I didn't know what section this belonged under, so put it here. If this is better elsewhere please move it.
I recently found out about a magazine called Makezine, (link)
http://www.makezine.com/ , or "Make:" in paper form. I found an interesting article in volume #15 about how to use inexpensive FM Walkie-Talkies as a camera trigger. I couldn't find the whole article in one file online, but here's links to the necessary pages from some kind of magazine preview thing. If you just close the "purchase options" popup that happens you still get to see the full article with schematics and stuff.
(page 1)
http://www.make-digital.com/make/vol15/?pg=153(pages 2 & 3)
http://www.make-digital.com/make/vol15/?pg=154(pages 4 & 5)
http://www.make-digital.com/make/vol15/?pg=156This would be great for kite and balloon aerial photography too, KAP, instead of just running an intervalometer you could choose when to trip the shutter.

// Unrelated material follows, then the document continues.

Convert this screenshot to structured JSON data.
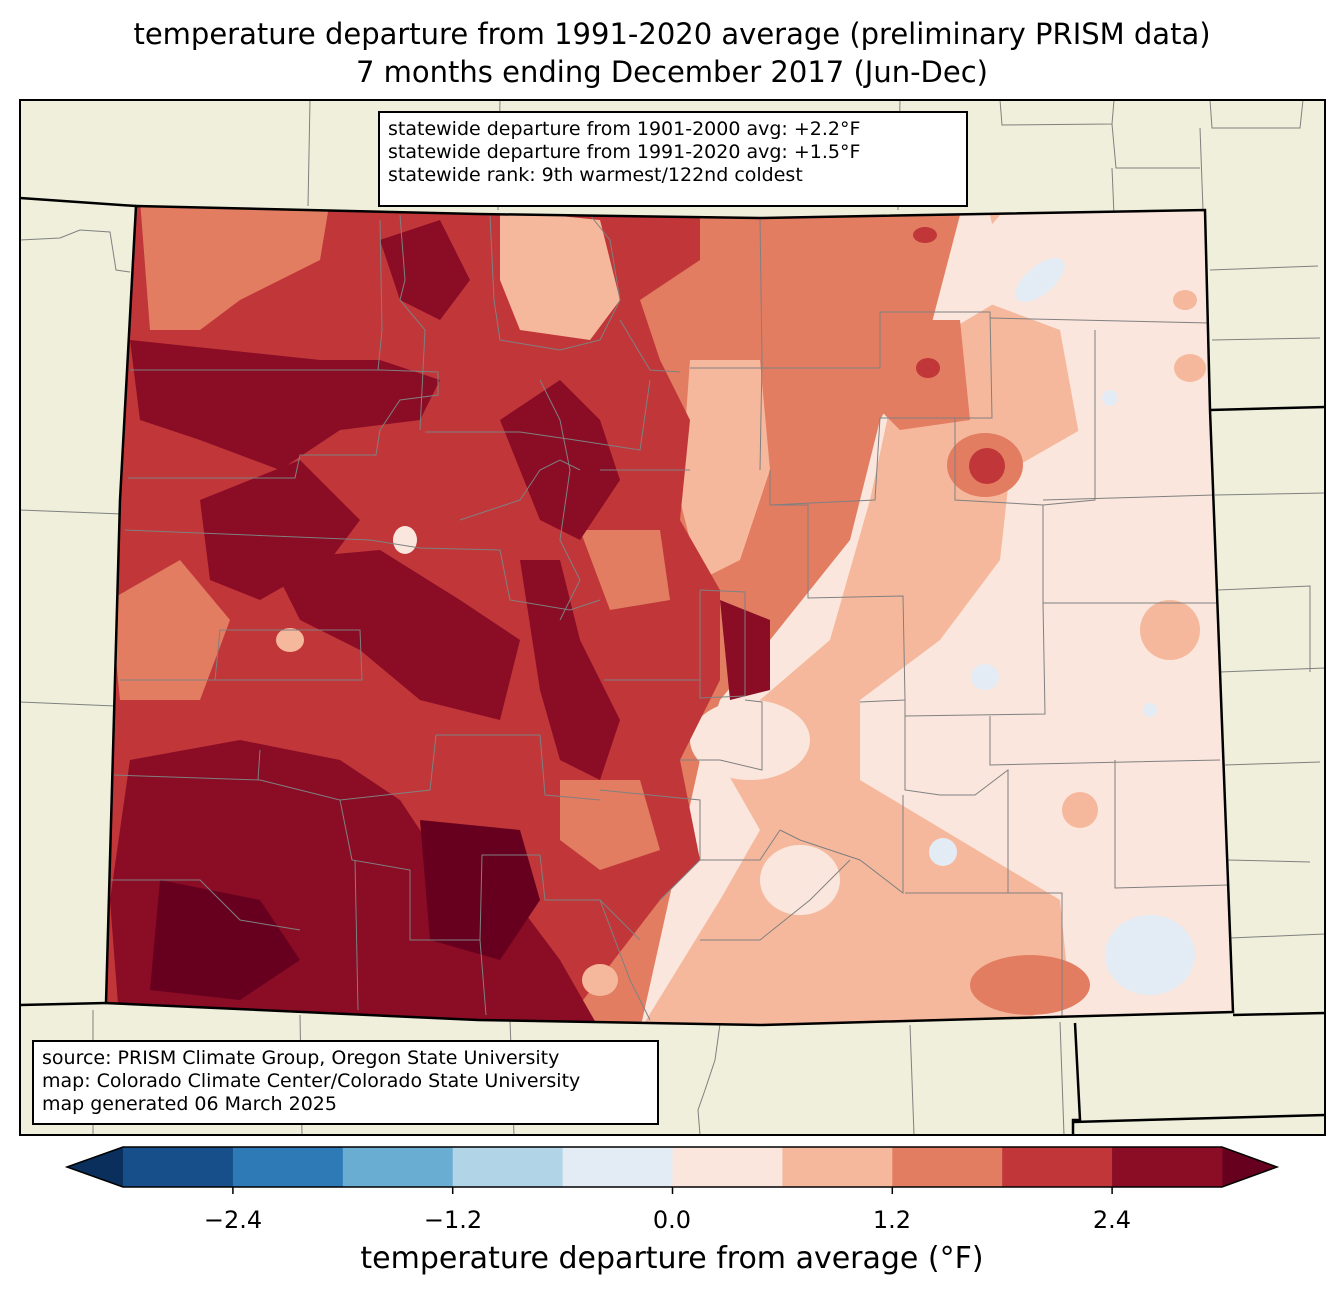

I happened to buy a couple of these FM Walkie-Talkies with only two channels, A and B, for about $5 from a surplus place a few years ago. You can get them really cheap if you hunt around. On mine they have the call-button and all. The receiving unit emits a warbling note when it's pressed on the transmitter. Is there an easy way to modify this idea for CHDK cameras? Something much easier than what's in that article? Since they have the squelch adjustment on them, could that be turned up to keep the speaker output totally dead, and then the voltage from the call-signal to the speaker could trip a relay in place of the speaker, or something like that?
On further thought, these Walkie-Talkies also have a headphone jack. Could this be accomplished without even opening up their cases? Just plug in some kind of simple circuit that detects the sound output on the headphone jack and closes a switch circuit. That'd be sweet.